In general, if you encounter the situation like log10(b-a) (with b and a being arrays) where some elements of b and aare so close that b-a is zero (so log10(b-a) would be -infinity for those elements), a simple workaround is to simply set such results to a lowest allowed value. E.g. you could do something like this

y_data = np.maximum(-100, np.log10(b-a))

Then the elements that would previously result in log10(b-a) = -infinity would now be set to -100. Of course, it is then important that you don't go on interpreting/using the number -100 for further computations, since it is just an arbitrary cutoff you chose to avoid a plotting issue.

Alternatively, I suspect that if you don't do anything, and just leave the -inf values in y_data, I think matplotlib will handle this OK. These points will simply be outside the plotted y-axis range, regardless of what y-axis range you choose.

Even if you decide to replace the -inf values with some lowest allowed value, like -100, you probably don't want to include that in your plot since your y-axis presumably should have a shorter range to properly display the values for other points. So your -100 point would just be outside the plotted range.

Regardless of which approach you take, you can always just add a comment in the figure caption explaining why some points fall outside the plotted y range.

Note: Make sure that the reason you get b-a so close to zero is not simply that you have written the results to file with too few digits. At the endpoints we do expect exact agreement between the exact solution and our approximation, independent of the choice of N (why?), so at least for those points you would expect to encounter this runtime warning. But if you see it for other points, I would check to make sure that you have saved your results with sufficient number of digits.

[mikkelme]

Hi, I just wanted to add a comment regarding the statement: "Make sure that the reason you get b-a so close to zero is not simply that you have written the results to file with too few digits.". I saw this case during the group sessions, and I think a great solution is to calculate the relative error in c++ and write that to file instead of calculating later in python. This reduce the problem of round off error as far as I see it.

Mikkel

[anderkve]

Good point, @mikkelme -- that is a good argument for computing the errors directly in the C++ code.

In one of the lectures I ran a demonstration where I only saved the "raw data" from the C++ program, and then computed all errors at "data analysis time", i.e. when I was making the plots in Python. This is typically what one would do in cases with very large datasets, when file sizes become a challenge. But for this project, it certainly would make very good sense to output the errors directly from the C++ code.

[dondondooooon]

I think I encountered this problem or as similar problem as well and struggled for a while. My work around was 2 things:

1. Increased the precision in c++ code for the data that was to be outputed on to the files (increases the run time sadly), because I saw that when getting on to higher values of N, around N=10^6 or 7, higher precision seemed to reduced the number of divided by zero erros I was getting in python script (I originally got ALOT).

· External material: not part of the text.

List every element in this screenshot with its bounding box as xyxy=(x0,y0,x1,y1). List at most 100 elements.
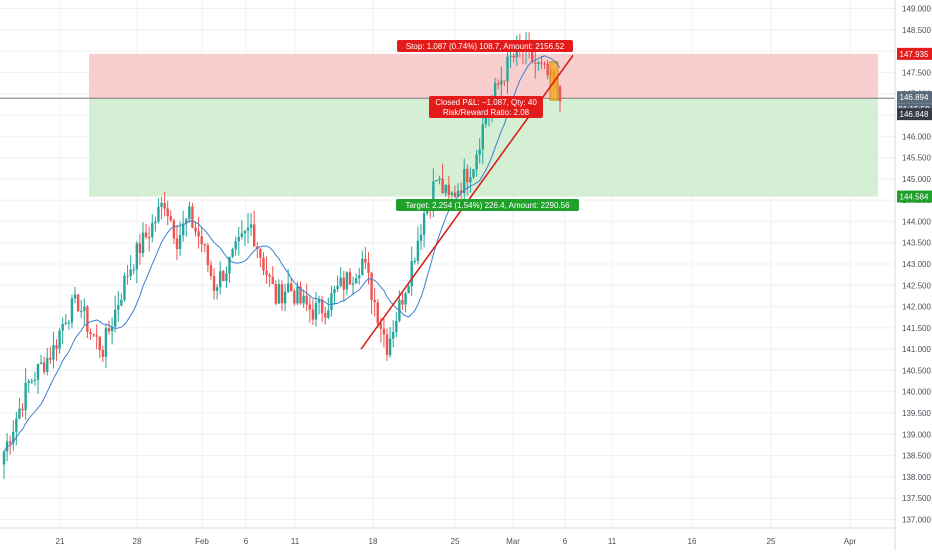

2. Removed calculations for the start and end values in the python script, because if you just calculated your entire array without this, I realized I was making the computer do log10(b-a) for a start value of 0 both for the approximate and exact value, which naturally gives a divide by zero error. And I asked this in one of the groups, and I think it's fine to do this anyways because we assume the boundary conditions anyways.